This month the T-SQL Tuesday invitation is from Jen&Sean McCown (B|T), asking us to talk about FileGroups or a related area. I thought FILESTREAMs was a good choice to talk about because it needs its own file group. Let’s get rolling then:
What is FILESTREAM?
FILESTREAM was a new SQL Server feature (in SQL2008) that lets you store unstructured BLOB data directly in the file system in a set of folders, access to which is provided via SQL*Server and a special file system driver.

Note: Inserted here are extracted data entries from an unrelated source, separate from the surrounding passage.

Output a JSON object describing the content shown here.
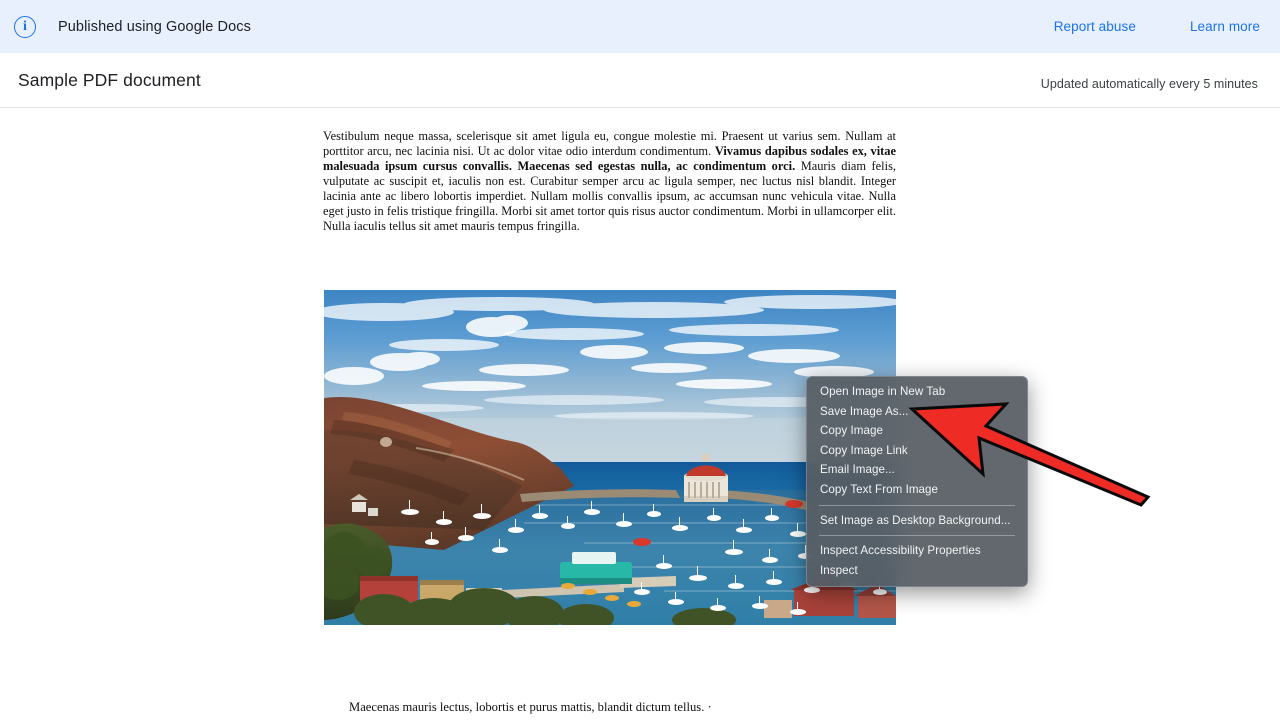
{
  "banner": {
    "icon": "info-circle-icon",
    "text": "Published using Google Docs",
    "links": [
      {
        "label": "Report abuse"
      },
      {
        "label": "Learn more"
      }
    ],
    "background_color": "#e8f0fe",
    "link_color": "#1a73e8"
  },
  "header": {
    "title": "Sample PDF document",
    "update_note": "Updated automatically every 5 minutes"
  },
  "document": {
    "paragraph": {
      "part1": "Vestibulum neque massa, scelerisque sit amet ligula eu, congue molestie mi. Praesent ut varius sem. Nullam at porttitor arcu, nec lacinia nisi. Ut ac dolor vitae odio interdum condimentum. ",
      "bold": "Vivamus dapibus sodales ex, vitae malesuada ipsum cursus convallis. Maecenas sed egestas nulla, ac condimentum orci.",
      "part2": " Mauris diam felis, vulputate ac suscipit et, iaculis non est. Curabitur semper arcu ac ligula semper, nec luctus nisl blandit. Integer lacinia ante ac libero lobortis imperdiet. Nullam mollis convallis ipsum, ac accumsan nunc vehicula vitae. Nulla eget justo in felis tristique fringilla. Morbi sit amet tortor quis risus auctor condimentum. Morbi in ullamcorper elit. Nulla iaculis tellus sit amet mauris tempus fringilla."
    },
    "caption": "Maecenas mauris lectus, lobortis et purus mattis, blandit dictum tellus. ·",
    "image": {
      "name": "catalina-harbor-photo",
      "alt": "Aerial view of Avalon harbor on Catalina Island with boats, casino building and hillside"
    }
  },
  "context_menu": {
    "items": [
      {
        "label": "Open Image in New Tab",
        "type": "item"
      },
      {
        "label": "Save Image As...",
        "type": "item"
      },
      {
        "label": "Copy Image",
        "type": "item"
      },
      {
        "label": "Copy Image Link",
        "type": "item"
      },
      {
        "label": "Email Image...",
        "type": "item"
      },
      {
        "label": "Copy Text From Image",
        "type": "item"
      },
      {
        "label": "",
        "type": "separator"
      },
      {
        "label": "Set Image as Desktop Background...",
        "type": "item"
      },
      {
        "label": "",
        "type": "separator"
      },
      {
        "label": "Inspect Accessibility Properties",
        "type": "item"
      },
      {
        "label": "Inspect",
        "type": "item"
      }
    ]
  },
  "annotation": {
    "name": "red-arrow-pointing-to-save-image-as",
    "color": "#ee2b24",
    "outline_color": "#0a0a0a"
  }
}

- The files created as part of the FILESTREAM are managed by the SQL Server itself in their own file group which can be backed up and restored along with other SQL Server data.

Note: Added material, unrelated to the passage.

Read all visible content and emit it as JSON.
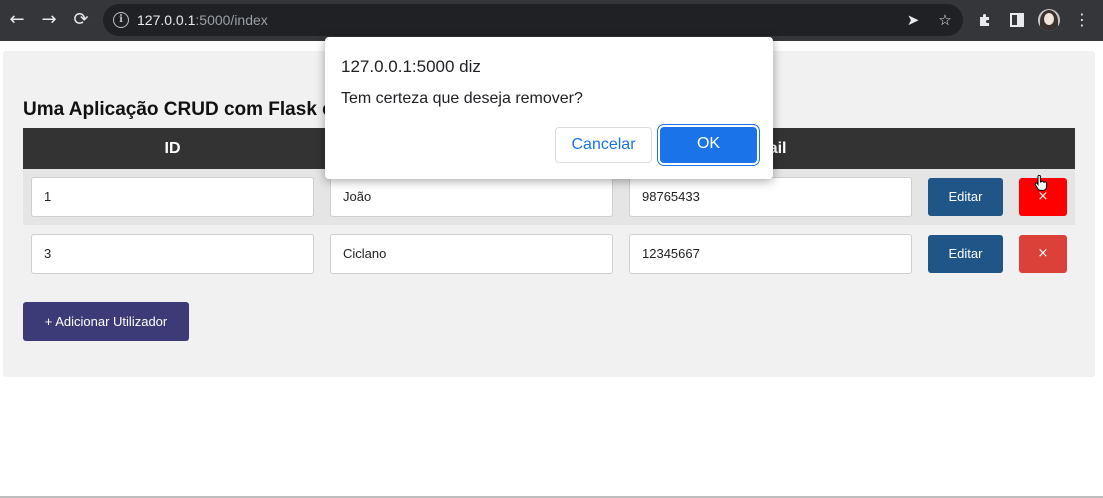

- Reading and writing these files is part of the database transaction.
- FILESTREAM data can be stored only on the local server drive or a local mount point.
- Database snapshopts are not supported for the FILESTREAM containers (folders).

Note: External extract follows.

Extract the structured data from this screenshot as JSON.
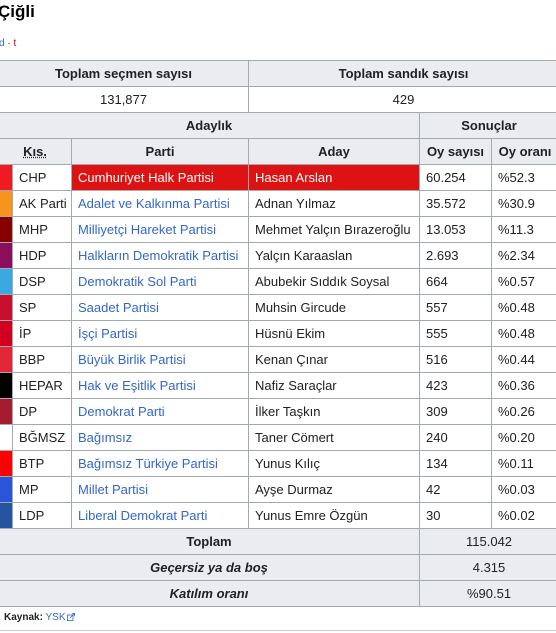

- Database Mirroring is not supported.
- Transparent Data Encryption does not encrypt the FILESTREAM data.
When do I use it?
“(…) objects smaller than 256K are best stored in a database while objects larger than 1M are best stored in the filesystem. Between 256K and 1M, the read:write ratio and rate of object overwrite or replacement are important factors.”
So, the general recommendation is to use it when your BLOBs are greater than 1MB and you have additional logic that needs to be performed on the BLOB (like scanning the barcodes in the document before sending the document out) and fast read access is required. If all the fore mentioned conditions are not met, you are better off storing the BLOB in the database.
How does it work?
To put it very simply:
- Binary data stored as individual files outside the database.
- These individual binary files are accessed through WIN32 API for file operations.
- T-SQL will be used to query database to get file handle using PathName().
- T-SQL will be used to get current transaction token using GET_FILESTREAM_TRANSACTION_CONTEXT().
- Both the details are passed to ASP.Net application for read/write to files.
Wait, how did they do this before filestream?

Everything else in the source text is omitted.